Objective responses (all partial) were observed in 6 patients (9.7%, 95% confidence interval [CI] = 3.6%–19.9%); an additional 45 patients (73%) had stable disease. Disease control was achieved in 51 patients (82.3%, 95% CI = 70.5%–90.8%). Median time to response was 2.0 months (interquartile range [IQR] = 1.4–2.8 months), and median duration of response was 4.2 months (IQR = 2.9–8.5 months); two responders remained on treatment with an ongoing response of longer than 11 months at data cutoff.
At a median follow-up of 11.0 months, median progression-free survival was 4.0 months (95% CI = 2.8–4.2 months), with estimated 6- and 12-month rates of 21.9% and 11.7%. At a median follow-up of 11.4 months, median overall survival was 10.6 months (95% CI = 7.7–15.6 months), with an estimated 12-month rate of 42.5%.
Treatment-related grade 3 adverse events occurred in six patients (10%), the most common being diarrhea (3%), and a grade 4 event occurred in one patient (2%; increased creatine phosphokinase). Serious treatment-related adverse events occurred in two patients (3%; back pain and acute kidney injury). Adverse events led to treatment discontinuation in one patient (2%). No fatal adverse events were reported.
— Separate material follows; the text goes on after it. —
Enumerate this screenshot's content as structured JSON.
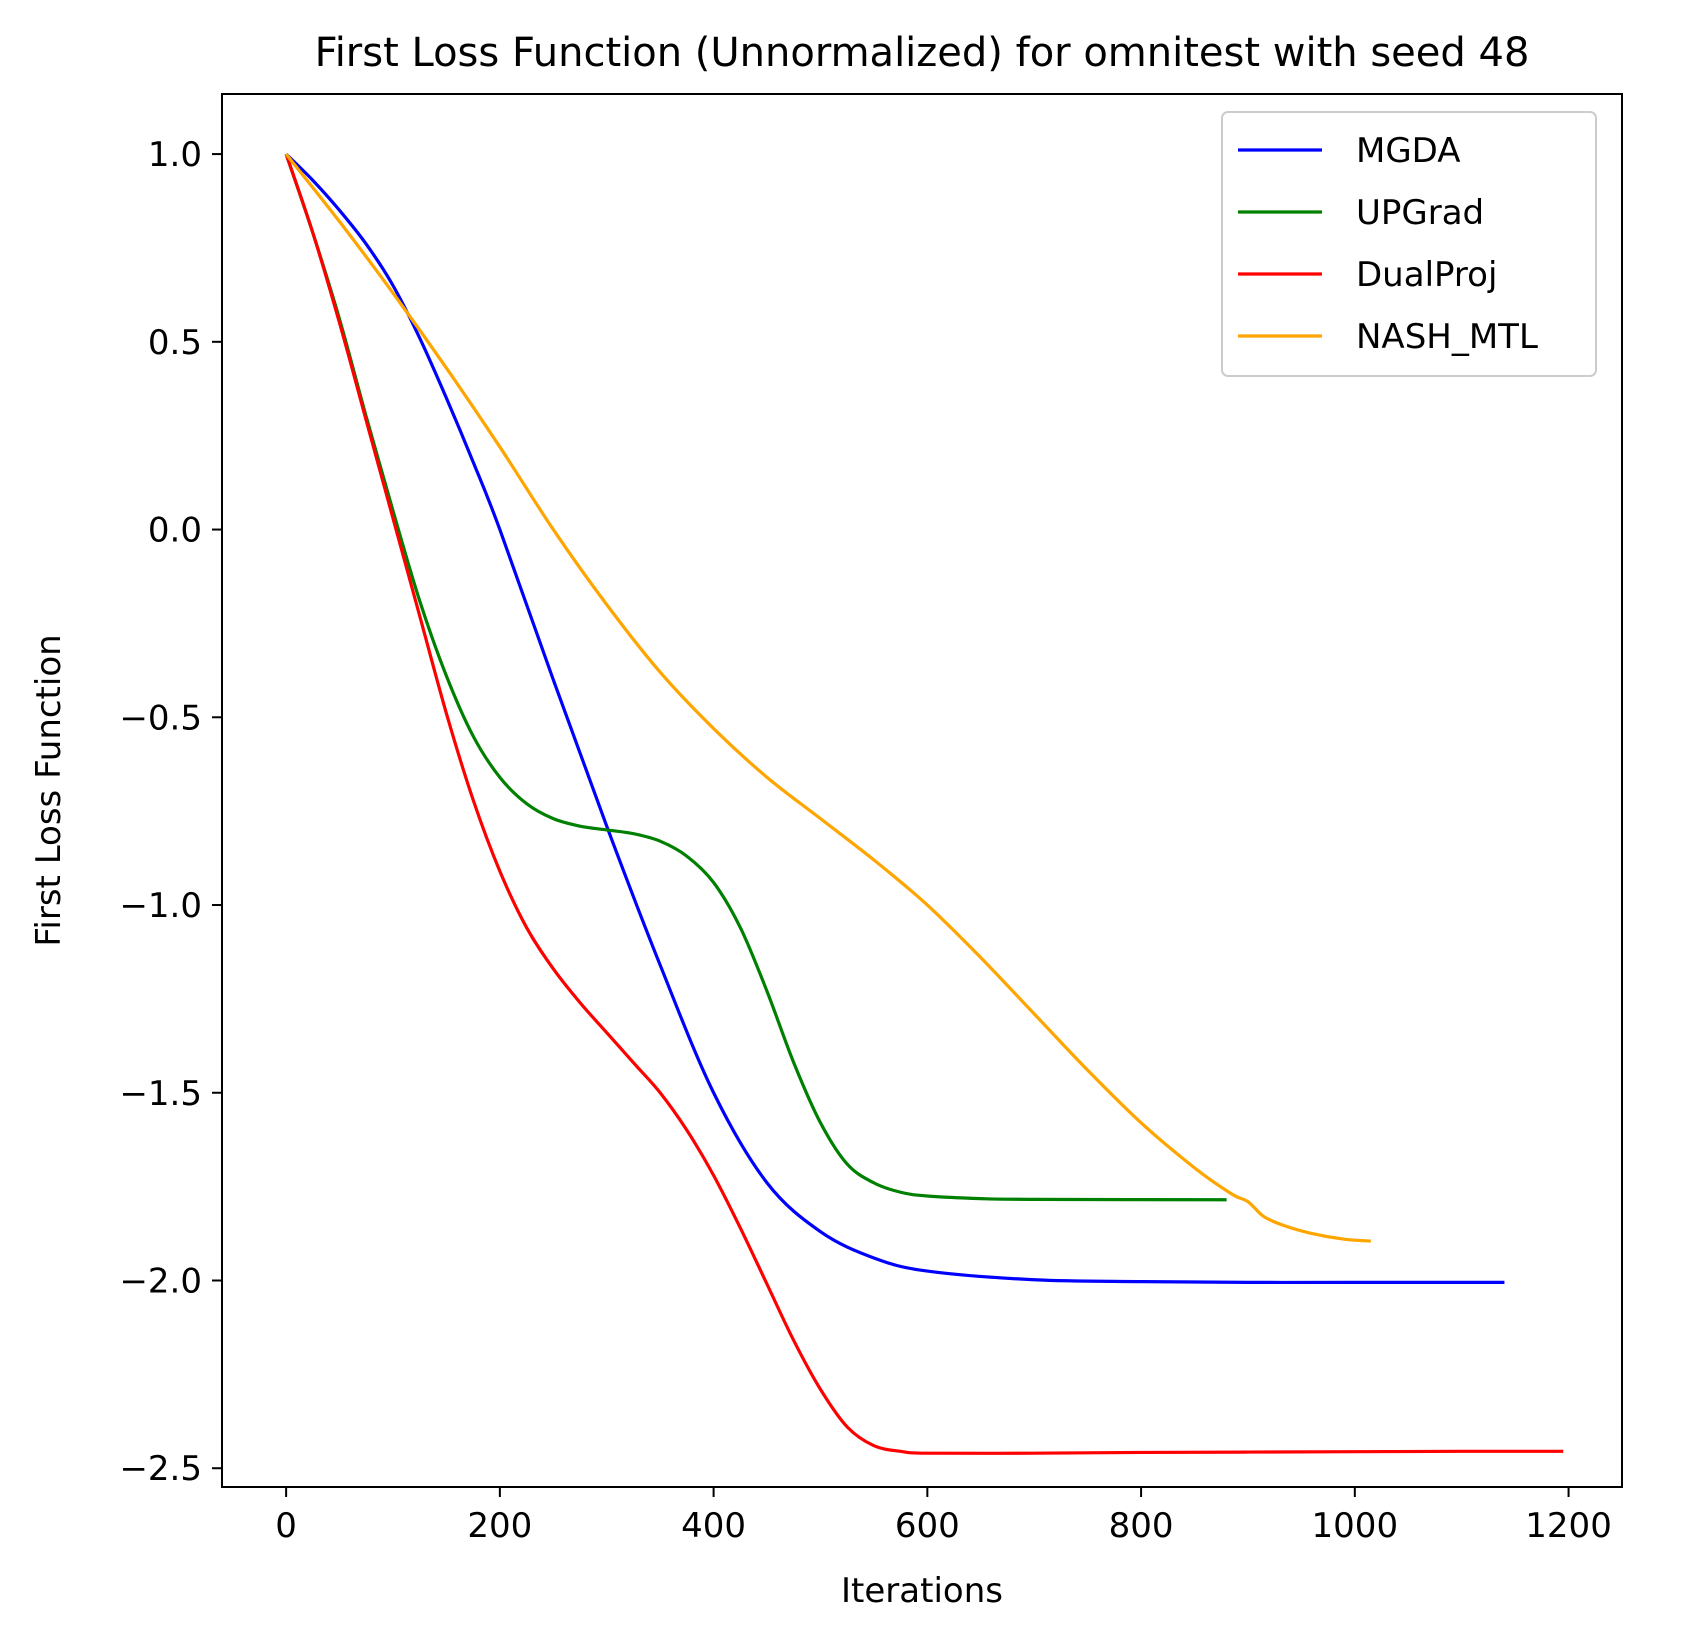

The investigators concluded: “Although the 9.7% overall response rate did not reach the benchmark, oral administration of sotorasib once per day showed modest antitumor activity and manageable safety in these heavily pretreated chemorefractory patients. Sotorasib is under evaluation in combination with other therapeutics to increase potential activity and overcome potential resistance mechanisms.”
Disclosure: The study was funded by Amgen. For full disclosures of the study authors, visit thelancet.com.
1. Fakih MG, Kopetz S, Kuboki Y, et al: Sotorasib for previously treated colorectal cancers with KRAS G12C mutation (CodeBreaK100): A prespecified analysis of a single-arm, phase 2 trial. Lancet Oncol 23:115-124, 2022.